The seven-member Commission on the Environment heard testimony about the dangers of releasing commercially bred butterflies into the wild, something that people may do to celebrate weddings or loved ones at funerals, as well as raise awareness about diseases like breast cancer.

The commission called on Amber Hasselbring, executive director of nonprofit ecology organization Nature in the City, to talk about the effects on the butterflies themselves. She says that what may seem like a beautiful gesture can leave the animals at an arbitrary spot where they’ll never “find the right conditions to support the rest of their life cycle.” Even if they do, the butterflies may spread diseases or genetic weaknesses they have as the result of being “mass produced,” she says.

Sending farm-bred beauties into the air may also interfere with observation of naturally occurring populations and their migration patterns, Hasselbring says. In Santa Cruz’ Natural Bridges State Beach, for instance, park officials are currently counting the masses of monarch butterflies that are wintering there during an annual journey south.

Representatives from the commercial butterfly industry have scoffed at the potential ban, saying that their sales actually bolster the populations and awareness of the insects. “People are just going to order butterflies anyway,” Dale McClung, a spokesman for the International Butterfly Breeders Association, told the San Francisco Examiner, emphasizing that a ban would be difficult to enforce.

Advocates of a ban also feel a moral opposition to any business that breeds animals and ships them off to be used in ceremonies, whether doves or butterflies or any other creature. Shops sell monarch butterflies “by the dozen” for prices around $85, meaning each butterfly goes for about $7. For Hasselbring, the trade amounts to the animals being “objectified and treated like party favors.” There are more “environmentally sensitive ways we can celebrate,” she says.

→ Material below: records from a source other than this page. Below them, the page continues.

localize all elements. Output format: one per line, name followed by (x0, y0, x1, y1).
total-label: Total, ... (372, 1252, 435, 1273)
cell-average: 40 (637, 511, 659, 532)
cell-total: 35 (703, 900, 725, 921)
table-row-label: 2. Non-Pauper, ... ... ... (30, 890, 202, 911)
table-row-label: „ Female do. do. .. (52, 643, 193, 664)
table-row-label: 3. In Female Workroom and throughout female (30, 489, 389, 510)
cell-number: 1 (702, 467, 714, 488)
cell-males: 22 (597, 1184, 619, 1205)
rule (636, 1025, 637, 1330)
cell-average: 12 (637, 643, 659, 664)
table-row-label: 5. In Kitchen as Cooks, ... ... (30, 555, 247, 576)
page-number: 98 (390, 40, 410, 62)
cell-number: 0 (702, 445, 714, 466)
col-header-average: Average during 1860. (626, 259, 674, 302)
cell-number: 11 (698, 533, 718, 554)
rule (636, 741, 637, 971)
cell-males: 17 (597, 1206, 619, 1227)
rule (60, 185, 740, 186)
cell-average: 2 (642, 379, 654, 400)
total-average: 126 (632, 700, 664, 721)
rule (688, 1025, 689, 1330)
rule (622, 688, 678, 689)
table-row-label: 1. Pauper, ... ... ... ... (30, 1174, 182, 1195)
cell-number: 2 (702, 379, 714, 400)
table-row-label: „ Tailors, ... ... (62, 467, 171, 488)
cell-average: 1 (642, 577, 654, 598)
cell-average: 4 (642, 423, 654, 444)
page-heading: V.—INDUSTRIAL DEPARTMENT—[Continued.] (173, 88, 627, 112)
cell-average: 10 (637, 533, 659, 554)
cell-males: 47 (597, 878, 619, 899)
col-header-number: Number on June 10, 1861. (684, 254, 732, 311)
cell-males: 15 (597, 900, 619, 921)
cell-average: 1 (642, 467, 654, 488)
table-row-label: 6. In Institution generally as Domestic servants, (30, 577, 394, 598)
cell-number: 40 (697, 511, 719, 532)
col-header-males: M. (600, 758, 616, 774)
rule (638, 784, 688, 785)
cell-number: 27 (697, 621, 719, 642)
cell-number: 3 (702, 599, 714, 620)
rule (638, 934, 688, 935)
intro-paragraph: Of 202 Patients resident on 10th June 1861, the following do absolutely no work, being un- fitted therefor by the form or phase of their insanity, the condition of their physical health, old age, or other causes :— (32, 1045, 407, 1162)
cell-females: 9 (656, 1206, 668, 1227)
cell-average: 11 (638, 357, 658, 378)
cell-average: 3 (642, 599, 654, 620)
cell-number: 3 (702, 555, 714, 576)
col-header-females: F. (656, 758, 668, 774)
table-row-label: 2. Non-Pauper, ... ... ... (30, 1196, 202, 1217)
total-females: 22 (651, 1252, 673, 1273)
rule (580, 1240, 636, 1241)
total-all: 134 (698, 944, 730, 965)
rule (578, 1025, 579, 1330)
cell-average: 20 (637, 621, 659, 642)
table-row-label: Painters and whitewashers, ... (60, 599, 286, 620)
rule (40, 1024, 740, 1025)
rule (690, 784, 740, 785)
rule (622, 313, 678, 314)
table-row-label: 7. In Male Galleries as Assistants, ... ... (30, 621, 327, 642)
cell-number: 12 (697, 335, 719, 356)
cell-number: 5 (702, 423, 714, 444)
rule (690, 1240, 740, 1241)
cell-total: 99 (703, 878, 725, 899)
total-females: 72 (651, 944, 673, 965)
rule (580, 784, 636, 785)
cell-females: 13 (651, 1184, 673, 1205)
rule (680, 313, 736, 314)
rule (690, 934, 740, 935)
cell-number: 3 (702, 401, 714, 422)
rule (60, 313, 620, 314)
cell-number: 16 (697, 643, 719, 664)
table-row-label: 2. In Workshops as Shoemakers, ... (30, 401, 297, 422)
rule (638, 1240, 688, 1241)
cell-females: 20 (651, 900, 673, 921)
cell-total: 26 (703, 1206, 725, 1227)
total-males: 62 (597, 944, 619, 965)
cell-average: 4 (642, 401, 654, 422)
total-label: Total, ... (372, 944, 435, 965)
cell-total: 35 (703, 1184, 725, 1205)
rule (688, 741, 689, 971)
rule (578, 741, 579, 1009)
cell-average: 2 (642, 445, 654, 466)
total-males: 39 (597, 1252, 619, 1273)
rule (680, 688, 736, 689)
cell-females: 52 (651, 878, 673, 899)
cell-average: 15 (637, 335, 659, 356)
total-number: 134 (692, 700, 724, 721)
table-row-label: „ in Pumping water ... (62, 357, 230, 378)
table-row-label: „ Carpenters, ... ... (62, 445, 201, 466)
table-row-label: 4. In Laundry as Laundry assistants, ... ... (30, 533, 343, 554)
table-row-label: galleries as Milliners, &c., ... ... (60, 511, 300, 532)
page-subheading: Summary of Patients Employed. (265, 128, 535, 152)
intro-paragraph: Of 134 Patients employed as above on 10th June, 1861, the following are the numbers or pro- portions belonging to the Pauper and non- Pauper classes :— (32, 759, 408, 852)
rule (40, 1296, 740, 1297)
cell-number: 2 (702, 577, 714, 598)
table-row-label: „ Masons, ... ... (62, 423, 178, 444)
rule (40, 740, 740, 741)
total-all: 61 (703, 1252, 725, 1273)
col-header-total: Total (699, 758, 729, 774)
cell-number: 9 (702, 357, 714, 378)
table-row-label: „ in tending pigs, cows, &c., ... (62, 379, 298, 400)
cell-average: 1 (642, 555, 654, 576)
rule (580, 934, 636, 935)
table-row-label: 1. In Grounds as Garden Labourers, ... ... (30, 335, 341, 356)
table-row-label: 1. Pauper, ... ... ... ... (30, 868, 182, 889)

The United States Department of Agriculture, which oversees the exporting and importing of animals, already has some rules on the books that regulate interstate shipment of live butterflies. But if San Francisco forbids the release of all commercially raised butterflies, it will be another first in the nation. The environmental commission approved a resolution supporting a ban. To make it law, the city’s Board of Supervisors will have to consider and approve it, too.